Capítulo 51
IV
Alguns tardes depois eu fui para a casa dele. Para pretexto levei eu um enorme
lombriga verde, mas eu fui há pouco ver principalmente como infelizmente ele estava casado. Ele
não estava em casa. Eu achei o sócio dele um pequeno, luminoso, labuta-usado, bonito
mulher de quase não vinte e oito ou nove, de quem dois ou três crianças tinham morrido
em infância, e que tinha misturado wifehood e maternidade junto, e era
levando ao cuidado do Barão como uma viúva quereriam um filho aleijado, e a
o mesmo tempo que o reverencia como se ele fosse um semideus. Do absoluto dele
fracasso para prover o vivendo diariamente deles/delas ela se confessou por todo
implicação, simplesmente--orgulhoso! Que mais deveria esperar a esposa de um semideus? A
o mesmo tempo, sem qualquer declaração direta, que ela fez isto claro que ela
não tido nenhum desdém, mas só a caridade mais larga, para homens que ganham dinheiro.

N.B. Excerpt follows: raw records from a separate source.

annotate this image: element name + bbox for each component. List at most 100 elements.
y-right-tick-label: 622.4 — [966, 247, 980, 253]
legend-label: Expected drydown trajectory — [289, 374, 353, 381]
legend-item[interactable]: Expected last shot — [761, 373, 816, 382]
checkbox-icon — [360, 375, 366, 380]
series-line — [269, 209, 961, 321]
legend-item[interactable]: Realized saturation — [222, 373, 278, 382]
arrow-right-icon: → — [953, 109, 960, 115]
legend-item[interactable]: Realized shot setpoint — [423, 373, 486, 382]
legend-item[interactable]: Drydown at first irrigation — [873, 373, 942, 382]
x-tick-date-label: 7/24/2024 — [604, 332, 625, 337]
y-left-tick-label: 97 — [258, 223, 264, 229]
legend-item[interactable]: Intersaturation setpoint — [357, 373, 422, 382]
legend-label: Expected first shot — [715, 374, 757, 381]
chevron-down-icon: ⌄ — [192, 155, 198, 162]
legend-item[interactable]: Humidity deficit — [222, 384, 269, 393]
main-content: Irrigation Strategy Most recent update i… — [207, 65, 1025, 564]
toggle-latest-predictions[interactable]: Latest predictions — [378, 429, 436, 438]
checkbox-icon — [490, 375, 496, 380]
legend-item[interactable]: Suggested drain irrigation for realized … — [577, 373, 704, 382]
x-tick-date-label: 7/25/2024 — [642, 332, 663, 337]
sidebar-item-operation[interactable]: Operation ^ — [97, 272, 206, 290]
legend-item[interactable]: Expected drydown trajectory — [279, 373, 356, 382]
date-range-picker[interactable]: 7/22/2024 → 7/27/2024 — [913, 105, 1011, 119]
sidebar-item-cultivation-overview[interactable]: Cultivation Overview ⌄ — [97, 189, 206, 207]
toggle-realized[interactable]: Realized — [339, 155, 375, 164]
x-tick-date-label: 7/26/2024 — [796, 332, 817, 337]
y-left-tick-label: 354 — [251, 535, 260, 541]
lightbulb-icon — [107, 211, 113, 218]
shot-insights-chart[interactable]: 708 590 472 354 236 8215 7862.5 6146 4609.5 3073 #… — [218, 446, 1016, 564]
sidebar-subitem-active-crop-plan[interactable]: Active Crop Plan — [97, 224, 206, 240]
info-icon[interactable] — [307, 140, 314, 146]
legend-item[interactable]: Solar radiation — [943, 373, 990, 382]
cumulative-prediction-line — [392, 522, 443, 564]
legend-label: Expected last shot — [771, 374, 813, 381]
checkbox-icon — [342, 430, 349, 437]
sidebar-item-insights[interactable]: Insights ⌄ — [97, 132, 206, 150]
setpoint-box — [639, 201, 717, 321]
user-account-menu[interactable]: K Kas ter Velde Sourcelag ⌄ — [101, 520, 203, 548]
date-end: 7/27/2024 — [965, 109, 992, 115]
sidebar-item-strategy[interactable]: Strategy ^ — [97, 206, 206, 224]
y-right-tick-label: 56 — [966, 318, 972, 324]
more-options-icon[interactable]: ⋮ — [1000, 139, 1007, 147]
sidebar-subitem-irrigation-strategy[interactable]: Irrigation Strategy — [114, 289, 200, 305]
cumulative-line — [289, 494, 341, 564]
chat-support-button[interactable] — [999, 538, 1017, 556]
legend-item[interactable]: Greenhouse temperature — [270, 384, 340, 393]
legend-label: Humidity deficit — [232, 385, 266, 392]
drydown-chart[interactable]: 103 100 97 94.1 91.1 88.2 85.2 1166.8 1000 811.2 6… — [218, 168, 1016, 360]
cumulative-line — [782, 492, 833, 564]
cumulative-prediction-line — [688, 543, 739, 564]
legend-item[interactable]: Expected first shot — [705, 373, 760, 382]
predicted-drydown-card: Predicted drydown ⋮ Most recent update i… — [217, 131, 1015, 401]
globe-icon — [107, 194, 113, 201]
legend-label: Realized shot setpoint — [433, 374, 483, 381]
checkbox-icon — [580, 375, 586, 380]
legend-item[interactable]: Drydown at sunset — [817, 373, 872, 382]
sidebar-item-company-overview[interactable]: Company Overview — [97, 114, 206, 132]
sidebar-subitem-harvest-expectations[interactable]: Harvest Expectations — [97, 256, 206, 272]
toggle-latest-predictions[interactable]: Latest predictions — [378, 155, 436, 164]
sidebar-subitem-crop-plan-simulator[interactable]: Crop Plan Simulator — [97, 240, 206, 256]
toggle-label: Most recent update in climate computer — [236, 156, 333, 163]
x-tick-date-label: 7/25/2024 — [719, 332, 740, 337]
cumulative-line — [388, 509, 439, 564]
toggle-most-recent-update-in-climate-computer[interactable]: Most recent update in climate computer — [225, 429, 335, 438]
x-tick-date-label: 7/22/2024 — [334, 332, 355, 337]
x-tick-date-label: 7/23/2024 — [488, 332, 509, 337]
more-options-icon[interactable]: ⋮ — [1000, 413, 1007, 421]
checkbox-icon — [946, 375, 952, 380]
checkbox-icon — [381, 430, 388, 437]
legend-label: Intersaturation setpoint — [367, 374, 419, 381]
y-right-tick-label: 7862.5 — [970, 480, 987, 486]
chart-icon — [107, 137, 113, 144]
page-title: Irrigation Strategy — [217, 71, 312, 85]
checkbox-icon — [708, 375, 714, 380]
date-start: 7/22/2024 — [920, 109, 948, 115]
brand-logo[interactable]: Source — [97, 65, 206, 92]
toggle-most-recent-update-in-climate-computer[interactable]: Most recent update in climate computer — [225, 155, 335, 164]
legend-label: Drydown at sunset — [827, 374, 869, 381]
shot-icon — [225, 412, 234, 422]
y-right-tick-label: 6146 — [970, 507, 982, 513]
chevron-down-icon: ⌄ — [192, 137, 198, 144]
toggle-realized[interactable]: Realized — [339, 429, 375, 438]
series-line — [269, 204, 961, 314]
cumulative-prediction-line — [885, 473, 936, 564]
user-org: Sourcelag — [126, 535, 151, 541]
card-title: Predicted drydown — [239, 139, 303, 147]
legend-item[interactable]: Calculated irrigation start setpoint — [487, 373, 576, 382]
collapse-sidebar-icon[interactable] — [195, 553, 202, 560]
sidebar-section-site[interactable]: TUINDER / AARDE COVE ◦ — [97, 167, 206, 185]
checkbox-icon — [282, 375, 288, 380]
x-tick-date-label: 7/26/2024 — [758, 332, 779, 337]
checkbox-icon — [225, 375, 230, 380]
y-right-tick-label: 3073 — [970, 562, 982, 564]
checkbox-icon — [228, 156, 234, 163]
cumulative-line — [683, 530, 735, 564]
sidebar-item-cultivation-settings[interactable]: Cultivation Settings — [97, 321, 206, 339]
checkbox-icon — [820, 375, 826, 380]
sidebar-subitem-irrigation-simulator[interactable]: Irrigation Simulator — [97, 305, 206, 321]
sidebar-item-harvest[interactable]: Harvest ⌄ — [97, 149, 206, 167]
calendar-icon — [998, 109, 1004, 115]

Era estranho como poucos os sorrisos dela eram, e divertido quanta doçura--isso que um
winsomeness são--ela conseguiu radiar sem eles. Eu a deixei nela
limpe, cabana luminosa, como um pássaro aninhando em um arbusto florido, e entrou
minha própria casa, declarando, com o que eu fui contado suavemente era desnecessário,
entusiasmo, que a esposa do Barão era os "infelizmente casaram" um, e o
melhor pedaço de sorte que o marido dela alguma vez tinha tido. Eu tinha visto as mulheres fazerem um
virtude de necessidade, mas eu nunca tive antes visto um fazer uma convicção,
conforte, e alegria disto, e eu deveria tentar gostar do Barão, eu disse, se
só por ela.
Claro que eu me tornei, em algum grau, uma fonte de renda para ele.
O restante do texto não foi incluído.